À la suite du refus d’obtempérer de l’ASPC, le député conservateur Michael Chong a déposé une motion à la Chambre le 1er juin 2021 pour qu’un ordre soit donné à l’ASPC afin qu’elle produise les versions non caviardées des documents demandés25; cette motion a été adoptée le lendemain avec le soutien unanime de tous les partis d’opposition26. L’ASPC a de nouveau refusé d’obtempérer à cet ordre, M. Stewart soutenant que se conformer à la demande compromettrait ses normes de sécurité : les documents non caviardés ont plutôt été envoyés au Comité des parlementaires sur la sécurité nationale et le renseignement (CPSNR)27, organisme créé en 2018 dans l’objectif précis d’examiner des documents sensibles, et composé de députés et de sénateurs détenant une habilitation de sécurité « Très secret »28.

Le 7 juin, le leader à la Chambre de l’opposition officielle, Gérard Deltell, a soulevé une question de privilège dans la Chambre en réponse au fait que le gouvernement ne s’était pas conformé à l’ordre du 2 juin29. Il a ajouté que la communication de documents non caviardés au CPSNR n’était pas une solution de rechange acceptable, et a traité ce comité de « pantin du pouvoir » compte tenu du contrôle important que peut exercer le premier ministre sur la composition du comité et sur le contenu de ses rapports30. Les règles de procédure prévoient qu’un député peut soulever une question de privilège lorsqu’il estime qu’il y a eu atteinte à des privilèges parlementaires entravant la capacité de la Chambre à s’acquitter de ses fonctions législatives31. Si le Président détermine qu’il y a de prime abord atteinte à un privilège, le député qui a invoqué cette question présente une motion à la Chambre demandant la tenue d’un débat et d’un vote, afin de déterminer les sanctions appropriées32. Le 16 juin, M. Rota a rendu sa décision sur la question de privilège de M. Deltell.
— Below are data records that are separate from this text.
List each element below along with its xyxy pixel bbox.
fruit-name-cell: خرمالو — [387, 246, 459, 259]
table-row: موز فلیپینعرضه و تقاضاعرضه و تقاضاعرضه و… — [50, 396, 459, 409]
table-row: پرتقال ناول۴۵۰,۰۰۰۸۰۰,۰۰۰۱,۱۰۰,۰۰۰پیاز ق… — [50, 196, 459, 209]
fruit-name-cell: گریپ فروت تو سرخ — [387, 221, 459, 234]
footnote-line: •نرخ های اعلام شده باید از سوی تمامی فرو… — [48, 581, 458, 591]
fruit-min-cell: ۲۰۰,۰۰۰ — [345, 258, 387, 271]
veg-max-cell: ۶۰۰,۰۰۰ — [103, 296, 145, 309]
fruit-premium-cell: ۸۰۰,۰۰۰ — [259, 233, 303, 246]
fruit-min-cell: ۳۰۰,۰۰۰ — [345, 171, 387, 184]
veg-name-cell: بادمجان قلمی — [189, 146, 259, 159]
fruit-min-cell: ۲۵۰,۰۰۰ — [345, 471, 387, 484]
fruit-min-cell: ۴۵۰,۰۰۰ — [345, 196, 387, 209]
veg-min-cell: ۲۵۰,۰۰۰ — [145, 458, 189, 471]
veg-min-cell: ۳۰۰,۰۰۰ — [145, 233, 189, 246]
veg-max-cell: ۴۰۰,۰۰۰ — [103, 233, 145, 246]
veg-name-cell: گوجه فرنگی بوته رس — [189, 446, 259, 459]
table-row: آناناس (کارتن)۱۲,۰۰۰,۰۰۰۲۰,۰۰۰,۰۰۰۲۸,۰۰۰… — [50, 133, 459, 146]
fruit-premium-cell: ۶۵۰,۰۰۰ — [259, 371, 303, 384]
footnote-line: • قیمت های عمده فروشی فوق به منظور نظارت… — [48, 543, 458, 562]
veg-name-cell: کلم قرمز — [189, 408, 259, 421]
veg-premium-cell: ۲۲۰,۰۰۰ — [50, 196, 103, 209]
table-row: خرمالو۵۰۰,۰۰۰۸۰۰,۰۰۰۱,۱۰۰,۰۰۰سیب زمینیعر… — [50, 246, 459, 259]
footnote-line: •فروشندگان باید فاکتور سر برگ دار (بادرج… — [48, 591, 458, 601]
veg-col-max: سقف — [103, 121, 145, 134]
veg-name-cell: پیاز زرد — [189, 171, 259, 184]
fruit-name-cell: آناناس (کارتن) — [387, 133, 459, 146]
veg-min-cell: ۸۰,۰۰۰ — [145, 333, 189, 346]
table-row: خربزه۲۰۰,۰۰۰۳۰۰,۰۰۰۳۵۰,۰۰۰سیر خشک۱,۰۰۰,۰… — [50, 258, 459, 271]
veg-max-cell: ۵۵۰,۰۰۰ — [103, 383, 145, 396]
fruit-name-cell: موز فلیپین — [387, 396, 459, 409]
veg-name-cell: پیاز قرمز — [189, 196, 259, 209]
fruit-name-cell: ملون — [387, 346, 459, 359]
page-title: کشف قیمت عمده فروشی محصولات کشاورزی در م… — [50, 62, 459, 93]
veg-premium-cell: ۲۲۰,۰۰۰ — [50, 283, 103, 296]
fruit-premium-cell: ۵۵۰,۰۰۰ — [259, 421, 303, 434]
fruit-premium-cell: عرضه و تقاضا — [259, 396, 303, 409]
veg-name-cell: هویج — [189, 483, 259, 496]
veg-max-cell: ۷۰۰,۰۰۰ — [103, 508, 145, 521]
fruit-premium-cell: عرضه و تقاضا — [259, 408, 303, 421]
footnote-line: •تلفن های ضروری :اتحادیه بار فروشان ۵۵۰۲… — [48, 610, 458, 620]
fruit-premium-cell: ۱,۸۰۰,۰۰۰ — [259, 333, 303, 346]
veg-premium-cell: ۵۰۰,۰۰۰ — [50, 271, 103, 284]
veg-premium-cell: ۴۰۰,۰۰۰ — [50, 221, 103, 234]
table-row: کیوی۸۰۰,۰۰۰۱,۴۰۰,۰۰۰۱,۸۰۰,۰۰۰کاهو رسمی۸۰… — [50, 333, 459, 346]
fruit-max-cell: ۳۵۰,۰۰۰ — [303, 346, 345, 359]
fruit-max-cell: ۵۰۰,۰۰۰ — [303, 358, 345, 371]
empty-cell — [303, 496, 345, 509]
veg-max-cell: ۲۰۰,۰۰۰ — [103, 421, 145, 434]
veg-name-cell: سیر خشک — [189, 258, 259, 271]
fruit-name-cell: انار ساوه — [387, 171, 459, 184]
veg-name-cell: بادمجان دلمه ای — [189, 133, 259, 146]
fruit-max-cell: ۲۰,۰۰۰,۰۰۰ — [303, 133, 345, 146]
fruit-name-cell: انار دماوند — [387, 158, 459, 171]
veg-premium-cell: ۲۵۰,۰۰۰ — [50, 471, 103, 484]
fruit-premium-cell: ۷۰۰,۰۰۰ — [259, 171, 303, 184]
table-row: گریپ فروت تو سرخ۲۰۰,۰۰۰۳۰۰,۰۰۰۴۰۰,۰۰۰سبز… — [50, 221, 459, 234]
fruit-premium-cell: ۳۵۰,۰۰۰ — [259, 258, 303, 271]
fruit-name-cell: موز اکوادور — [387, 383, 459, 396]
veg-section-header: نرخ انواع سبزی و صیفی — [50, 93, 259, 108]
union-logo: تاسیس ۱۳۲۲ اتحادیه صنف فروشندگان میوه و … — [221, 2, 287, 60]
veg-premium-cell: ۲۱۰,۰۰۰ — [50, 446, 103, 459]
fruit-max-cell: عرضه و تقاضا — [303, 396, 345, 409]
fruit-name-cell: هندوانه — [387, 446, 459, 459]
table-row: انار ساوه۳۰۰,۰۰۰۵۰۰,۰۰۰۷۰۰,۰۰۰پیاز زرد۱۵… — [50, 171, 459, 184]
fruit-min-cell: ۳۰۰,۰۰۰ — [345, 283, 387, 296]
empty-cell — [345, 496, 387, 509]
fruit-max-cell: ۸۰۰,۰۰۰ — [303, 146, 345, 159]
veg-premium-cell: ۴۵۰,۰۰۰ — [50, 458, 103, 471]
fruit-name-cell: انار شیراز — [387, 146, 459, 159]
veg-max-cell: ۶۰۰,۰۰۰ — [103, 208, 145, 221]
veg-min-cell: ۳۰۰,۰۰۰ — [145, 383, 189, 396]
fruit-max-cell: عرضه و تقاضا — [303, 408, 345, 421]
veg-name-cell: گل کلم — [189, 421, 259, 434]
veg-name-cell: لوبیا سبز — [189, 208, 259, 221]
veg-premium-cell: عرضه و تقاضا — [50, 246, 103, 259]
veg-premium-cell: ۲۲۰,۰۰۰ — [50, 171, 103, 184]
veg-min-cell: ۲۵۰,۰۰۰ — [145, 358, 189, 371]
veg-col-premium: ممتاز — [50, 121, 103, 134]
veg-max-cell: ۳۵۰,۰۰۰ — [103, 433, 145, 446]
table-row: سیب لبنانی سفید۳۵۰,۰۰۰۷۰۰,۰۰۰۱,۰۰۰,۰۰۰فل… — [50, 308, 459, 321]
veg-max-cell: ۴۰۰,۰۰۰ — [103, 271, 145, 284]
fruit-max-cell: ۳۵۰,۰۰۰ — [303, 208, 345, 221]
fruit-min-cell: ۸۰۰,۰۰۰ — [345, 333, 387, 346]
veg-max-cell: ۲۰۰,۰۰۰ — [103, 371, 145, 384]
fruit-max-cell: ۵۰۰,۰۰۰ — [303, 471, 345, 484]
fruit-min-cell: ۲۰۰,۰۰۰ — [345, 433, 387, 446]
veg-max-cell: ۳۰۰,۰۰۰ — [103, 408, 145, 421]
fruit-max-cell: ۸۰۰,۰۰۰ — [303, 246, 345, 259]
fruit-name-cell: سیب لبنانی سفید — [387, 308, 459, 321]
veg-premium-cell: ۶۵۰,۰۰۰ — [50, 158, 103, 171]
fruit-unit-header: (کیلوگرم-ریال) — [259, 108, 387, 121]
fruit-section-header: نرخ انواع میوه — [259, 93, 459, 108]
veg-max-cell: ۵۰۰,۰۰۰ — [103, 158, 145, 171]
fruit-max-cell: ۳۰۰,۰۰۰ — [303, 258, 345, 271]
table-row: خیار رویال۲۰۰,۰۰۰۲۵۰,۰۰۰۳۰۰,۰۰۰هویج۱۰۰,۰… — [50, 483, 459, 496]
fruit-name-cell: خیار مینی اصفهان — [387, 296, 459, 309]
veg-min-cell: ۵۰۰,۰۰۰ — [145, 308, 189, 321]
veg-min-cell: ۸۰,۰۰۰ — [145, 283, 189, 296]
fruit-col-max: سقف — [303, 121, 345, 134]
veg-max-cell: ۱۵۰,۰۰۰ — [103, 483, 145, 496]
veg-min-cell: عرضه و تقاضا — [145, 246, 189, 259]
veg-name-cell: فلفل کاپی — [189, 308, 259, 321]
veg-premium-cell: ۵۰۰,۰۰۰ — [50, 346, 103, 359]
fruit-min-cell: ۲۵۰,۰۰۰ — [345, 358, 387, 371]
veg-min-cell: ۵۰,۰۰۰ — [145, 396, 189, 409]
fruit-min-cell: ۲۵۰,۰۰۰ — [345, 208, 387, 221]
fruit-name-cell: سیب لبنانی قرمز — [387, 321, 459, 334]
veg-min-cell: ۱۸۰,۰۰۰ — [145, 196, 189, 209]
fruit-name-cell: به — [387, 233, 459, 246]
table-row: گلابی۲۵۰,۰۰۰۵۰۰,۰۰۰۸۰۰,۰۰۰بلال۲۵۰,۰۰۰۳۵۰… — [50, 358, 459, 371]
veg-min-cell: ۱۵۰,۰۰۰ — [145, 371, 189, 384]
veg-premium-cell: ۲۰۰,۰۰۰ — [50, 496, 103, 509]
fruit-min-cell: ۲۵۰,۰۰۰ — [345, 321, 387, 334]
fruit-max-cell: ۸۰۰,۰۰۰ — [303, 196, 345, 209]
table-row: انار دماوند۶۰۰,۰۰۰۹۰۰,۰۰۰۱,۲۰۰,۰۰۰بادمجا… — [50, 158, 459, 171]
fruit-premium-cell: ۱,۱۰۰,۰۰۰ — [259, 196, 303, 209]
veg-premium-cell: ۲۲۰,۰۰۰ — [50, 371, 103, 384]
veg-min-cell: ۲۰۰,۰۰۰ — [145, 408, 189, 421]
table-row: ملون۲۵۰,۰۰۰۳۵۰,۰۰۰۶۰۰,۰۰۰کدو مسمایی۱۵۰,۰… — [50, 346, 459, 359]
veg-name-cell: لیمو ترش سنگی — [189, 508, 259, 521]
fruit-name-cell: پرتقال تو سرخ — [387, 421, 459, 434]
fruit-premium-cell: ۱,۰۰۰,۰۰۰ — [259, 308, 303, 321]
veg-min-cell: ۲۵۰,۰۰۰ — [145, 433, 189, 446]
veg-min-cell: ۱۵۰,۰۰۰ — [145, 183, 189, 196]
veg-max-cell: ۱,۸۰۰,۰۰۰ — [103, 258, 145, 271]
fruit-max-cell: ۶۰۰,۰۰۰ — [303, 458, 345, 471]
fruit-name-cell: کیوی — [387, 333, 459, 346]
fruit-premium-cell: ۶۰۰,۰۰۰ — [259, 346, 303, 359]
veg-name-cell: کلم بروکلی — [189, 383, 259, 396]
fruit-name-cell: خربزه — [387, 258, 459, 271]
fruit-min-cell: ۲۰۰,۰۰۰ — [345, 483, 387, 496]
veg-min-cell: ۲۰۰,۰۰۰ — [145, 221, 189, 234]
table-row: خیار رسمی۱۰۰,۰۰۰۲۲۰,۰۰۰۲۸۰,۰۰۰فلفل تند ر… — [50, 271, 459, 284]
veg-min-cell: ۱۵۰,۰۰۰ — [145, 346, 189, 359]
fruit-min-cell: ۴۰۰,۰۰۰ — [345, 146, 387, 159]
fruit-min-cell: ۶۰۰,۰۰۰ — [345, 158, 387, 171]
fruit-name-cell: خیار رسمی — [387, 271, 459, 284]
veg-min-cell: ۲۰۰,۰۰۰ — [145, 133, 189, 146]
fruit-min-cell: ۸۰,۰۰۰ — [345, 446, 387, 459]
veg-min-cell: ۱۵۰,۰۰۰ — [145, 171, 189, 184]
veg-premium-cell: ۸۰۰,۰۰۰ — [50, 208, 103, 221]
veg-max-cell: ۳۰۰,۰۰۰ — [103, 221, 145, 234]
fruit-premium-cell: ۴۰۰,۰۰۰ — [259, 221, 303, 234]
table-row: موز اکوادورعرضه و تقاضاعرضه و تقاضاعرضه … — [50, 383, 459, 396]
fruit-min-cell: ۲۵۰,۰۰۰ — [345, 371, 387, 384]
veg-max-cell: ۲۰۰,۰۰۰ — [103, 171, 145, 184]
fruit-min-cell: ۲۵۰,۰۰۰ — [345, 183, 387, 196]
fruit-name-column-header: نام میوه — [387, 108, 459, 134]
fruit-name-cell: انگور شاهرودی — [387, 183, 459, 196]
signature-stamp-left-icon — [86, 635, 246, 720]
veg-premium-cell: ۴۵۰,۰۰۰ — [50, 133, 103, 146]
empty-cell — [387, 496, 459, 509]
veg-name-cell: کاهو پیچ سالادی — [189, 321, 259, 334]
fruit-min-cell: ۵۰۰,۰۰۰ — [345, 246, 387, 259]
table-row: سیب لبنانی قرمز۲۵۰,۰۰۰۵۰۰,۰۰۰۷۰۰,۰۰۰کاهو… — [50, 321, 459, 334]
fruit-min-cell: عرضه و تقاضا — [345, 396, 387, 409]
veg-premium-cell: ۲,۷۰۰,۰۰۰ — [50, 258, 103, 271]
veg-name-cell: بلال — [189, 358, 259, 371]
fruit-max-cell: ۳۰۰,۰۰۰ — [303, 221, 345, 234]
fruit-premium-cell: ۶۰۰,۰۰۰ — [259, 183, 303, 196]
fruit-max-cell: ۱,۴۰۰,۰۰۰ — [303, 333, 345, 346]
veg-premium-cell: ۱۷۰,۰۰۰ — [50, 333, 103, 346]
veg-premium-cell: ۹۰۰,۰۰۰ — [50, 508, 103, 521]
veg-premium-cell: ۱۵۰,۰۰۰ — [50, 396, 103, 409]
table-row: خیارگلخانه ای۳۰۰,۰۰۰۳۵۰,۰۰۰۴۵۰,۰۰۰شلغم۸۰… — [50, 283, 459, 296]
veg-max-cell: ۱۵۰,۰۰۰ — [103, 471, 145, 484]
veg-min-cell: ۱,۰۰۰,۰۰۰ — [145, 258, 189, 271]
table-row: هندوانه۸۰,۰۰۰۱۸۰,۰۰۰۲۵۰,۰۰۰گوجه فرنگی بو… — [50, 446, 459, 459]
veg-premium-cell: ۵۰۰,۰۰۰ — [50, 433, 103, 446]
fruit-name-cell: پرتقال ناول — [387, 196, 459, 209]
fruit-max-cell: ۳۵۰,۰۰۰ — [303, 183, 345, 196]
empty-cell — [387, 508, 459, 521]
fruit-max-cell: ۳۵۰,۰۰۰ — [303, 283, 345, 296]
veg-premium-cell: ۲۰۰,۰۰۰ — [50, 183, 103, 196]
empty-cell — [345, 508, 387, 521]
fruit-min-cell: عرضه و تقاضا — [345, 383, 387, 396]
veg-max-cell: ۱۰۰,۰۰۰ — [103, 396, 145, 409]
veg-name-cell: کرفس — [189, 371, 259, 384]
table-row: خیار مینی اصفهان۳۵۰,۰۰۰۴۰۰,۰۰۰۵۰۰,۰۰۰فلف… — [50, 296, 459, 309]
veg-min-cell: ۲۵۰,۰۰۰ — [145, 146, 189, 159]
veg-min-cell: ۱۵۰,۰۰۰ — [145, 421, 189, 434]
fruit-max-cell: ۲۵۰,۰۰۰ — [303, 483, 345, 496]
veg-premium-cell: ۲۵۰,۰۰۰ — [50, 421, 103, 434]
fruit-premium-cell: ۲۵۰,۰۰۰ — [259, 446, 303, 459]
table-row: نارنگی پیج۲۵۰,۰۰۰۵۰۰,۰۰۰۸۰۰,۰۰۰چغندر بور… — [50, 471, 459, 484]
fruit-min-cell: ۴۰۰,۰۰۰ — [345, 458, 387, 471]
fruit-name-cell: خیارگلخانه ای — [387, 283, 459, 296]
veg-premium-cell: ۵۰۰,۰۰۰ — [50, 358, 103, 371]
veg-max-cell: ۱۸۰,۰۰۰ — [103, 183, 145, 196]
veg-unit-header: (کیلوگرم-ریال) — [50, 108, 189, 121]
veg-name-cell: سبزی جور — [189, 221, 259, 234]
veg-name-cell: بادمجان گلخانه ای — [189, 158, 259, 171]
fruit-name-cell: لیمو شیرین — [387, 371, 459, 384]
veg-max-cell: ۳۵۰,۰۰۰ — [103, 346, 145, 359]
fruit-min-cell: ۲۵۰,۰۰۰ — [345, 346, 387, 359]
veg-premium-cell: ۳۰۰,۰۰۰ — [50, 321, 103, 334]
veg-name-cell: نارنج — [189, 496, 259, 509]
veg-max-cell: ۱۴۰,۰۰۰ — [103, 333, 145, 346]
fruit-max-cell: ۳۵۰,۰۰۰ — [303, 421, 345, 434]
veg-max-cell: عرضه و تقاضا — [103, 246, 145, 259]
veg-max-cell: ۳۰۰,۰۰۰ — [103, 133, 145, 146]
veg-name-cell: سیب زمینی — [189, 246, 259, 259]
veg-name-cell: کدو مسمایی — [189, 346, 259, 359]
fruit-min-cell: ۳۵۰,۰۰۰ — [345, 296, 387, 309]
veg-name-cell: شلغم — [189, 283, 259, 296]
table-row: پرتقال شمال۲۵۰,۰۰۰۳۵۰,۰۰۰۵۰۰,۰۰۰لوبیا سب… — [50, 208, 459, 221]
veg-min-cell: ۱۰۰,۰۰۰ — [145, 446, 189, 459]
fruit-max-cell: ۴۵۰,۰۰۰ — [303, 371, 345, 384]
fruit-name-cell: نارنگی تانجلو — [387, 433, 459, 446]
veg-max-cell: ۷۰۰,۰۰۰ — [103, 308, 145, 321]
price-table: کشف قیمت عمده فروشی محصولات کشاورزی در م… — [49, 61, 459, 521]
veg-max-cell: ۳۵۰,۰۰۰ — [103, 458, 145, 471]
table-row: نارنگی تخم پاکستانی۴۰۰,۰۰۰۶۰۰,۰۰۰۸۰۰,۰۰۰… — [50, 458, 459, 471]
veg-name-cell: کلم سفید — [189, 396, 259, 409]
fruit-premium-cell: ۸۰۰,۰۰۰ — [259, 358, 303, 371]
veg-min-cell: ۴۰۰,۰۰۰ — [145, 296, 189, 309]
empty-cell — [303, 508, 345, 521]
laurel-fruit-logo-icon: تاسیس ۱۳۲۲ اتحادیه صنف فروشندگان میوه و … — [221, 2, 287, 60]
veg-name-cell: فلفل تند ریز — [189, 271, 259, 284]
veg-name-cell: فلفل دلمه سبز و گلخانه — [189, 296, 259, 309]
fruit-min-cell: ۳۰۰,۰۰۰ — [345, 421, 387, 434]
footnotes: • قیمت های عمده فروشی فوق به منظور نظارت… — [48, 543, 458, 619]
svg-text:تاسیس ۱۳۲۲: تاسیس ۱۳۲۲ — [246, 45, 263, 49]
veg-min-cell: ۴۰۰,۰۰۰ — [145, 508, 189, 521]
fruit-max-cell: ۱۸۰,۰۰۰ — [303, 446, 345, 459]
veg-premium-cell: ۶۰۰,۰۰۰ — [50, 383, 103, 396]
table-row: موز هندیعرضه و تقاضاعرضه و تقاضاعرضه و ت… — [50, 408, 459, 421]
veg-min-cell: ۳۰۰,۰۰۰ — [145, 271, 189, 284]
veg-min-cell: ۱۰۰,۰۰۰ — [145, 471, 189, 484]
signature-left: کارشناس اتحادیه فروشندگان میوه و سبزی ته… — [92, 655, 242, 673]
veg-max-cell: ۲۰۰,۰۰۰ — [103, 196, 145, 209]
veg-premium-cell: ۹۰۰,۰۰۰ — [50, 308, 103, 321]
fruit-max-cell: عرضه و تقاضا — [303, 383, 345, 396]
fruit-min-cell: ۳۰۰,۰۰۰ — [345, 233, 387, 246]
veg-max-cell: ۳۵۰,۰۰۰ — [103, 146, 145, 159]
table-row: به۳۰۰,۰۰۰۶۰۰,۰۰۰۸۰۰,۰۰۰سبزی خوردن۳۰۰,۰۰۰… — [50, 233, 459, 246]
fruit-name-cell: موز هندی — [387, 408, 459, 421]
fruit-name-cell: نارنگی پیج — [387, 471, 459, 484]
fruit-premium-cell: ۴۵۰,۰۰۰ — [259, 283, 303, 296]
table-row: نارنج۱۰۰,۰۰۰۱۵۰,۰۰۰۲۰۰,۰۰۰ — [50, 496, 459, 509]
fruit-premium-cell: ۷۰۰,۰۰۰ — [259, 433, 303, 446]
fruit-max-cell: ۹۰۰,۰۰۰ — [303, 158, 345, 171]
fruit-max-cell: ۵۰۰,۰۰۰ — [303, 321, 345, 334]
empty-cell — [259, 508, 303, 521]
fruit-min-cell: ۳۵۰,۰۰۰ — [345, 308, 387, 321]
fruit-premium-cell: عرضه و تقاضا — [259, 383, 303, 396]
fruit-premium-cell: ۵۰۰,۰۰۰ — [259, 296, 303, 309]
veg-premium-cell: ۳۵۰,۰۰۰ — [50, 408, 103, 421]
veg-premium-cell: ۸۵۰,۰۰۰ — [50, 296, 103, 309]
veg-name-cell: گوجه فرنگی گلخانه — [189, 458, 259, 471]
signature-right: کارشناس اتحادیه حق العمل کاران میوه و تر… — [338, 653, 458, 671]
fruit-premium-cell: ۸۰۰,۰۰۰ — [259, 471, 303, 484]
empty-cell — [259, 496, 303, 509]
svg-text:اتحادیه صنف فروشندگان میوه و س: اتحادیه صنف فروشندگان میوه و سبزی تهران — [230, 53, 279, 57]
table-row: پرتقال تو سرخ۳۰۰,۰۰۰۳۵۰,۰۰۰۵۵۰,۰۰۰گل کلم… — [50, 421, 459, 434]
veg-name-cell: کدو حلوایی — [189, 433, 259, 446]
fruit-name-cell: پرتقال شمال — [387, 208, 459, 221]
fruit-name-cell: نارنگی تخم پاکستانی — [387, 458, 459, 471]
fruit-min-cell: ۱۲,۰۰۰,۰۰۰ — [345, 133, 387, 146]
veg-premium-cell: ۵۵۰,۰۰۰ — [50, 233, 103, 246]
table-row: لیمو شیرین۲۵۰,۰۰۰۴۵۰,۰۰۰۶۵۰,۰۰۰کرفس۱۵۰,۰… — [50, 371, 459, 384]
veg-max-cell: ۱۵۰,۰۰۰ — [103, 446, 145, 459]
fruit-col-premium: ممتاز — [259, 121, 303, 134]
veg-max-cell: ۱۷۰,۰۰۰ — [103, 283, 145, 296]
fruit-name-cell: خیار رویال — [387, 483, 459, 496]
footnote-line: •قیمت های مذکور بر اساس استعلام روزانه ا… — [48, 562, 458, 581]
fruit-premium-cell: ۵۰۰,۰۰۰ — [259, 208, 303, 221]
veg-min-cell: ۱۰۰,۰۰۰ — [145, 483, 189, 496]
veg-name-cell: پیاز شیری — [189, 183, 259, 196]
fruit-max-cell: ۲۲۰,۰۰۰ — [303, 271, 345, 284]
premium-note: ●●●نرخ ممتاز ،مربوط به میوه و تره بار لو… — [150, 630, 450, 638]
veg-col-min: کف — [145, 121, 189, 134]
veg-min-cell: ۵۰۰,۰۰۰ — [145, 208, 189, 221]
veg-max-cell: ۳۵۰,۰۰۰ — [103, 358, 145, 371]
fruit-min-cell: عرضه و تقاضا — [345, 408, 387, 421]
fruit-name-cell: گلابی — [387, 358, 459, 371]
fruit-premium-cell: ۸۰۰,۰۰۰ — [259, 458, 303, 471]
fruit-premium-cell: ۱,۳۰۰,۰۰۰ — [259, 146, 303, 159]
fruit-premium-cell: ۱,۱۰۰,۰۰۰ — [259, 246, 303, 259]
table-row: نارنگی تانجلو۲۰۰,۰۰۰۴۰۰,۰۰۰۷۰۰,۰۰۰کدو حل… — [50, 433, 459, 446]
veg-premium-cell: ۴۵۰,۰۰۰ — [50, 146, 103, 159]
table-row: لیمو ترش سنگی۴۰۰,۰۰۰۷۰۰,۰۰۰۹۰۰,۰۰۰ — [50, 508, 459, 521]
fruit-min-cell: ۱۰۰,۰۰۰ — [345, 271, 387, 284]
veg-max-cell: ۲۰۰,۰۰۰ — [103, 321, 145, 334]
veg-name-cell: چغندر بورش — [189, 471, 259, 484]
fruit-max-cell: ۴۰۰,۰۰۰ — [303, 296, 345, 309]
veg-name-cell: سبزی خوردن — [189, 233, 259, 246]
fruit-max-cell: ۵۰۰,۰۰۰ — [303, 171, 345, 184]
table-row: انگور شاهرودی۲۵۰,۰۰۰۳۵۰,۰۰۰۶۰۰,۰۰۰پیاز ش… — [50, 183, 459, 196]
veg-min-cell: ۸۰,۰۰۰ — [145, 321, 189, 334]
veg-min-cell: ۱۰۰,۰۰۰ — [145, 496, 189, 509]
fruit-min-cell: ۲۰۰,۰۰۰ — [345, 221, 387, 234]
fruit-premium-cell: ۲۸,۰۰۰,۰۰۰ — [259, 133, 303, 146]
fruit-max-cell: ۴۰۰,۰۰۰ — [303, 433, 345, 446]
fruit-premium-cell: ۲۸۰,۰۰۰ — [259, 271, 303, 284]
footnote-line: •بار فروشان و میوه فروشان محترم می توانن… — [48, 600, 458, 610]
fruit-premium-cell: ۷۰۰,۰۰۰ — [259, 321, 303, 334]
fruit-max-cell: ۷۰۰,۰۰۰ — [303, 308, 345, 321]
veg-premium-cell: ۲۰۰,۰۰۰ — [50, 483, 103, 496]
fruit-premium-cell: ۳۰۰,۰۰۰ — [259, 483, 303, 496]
Il a estimé qu’il y avait de prime abord atteinte à un privilège, soutenant qu’il n’y a aucune limite quant au degré de sensibilité des documents que la Chambre a le pouvoir de demander33. Sa décision était fondée sur un précédent établi par l’ancien Président Peter Milliken en 2010 sur la question des prisonniers afghans, lorsque le gouvernement Harper refusait de produire des documents non caviardés sur le transfert de prisonniers afghans par les Forces canadiennes aux autorités afghanes. Ces documents avaient été demandés par le Comité spécial sur la mission canadienne en Afghanistan pour étoffer son enquête sur des cas signalés de prisonniers victimes de torture après leur transfert aux autorités afghanes34. La décision de M. Milliken sur une question de privilège confirmait le droit absolu de la Chambre d’ordonner la production de documents35. M. Rota a aussi convenu que les problèmes concernant le CPSNR soulevés par M. Deltell et d’autres députés indiquaient clairement que les documents présentés au comité ne permettaient pas de satisfaire à un ordre de la Chambre, car ce comité « n’est pas un comité du Parlement »36.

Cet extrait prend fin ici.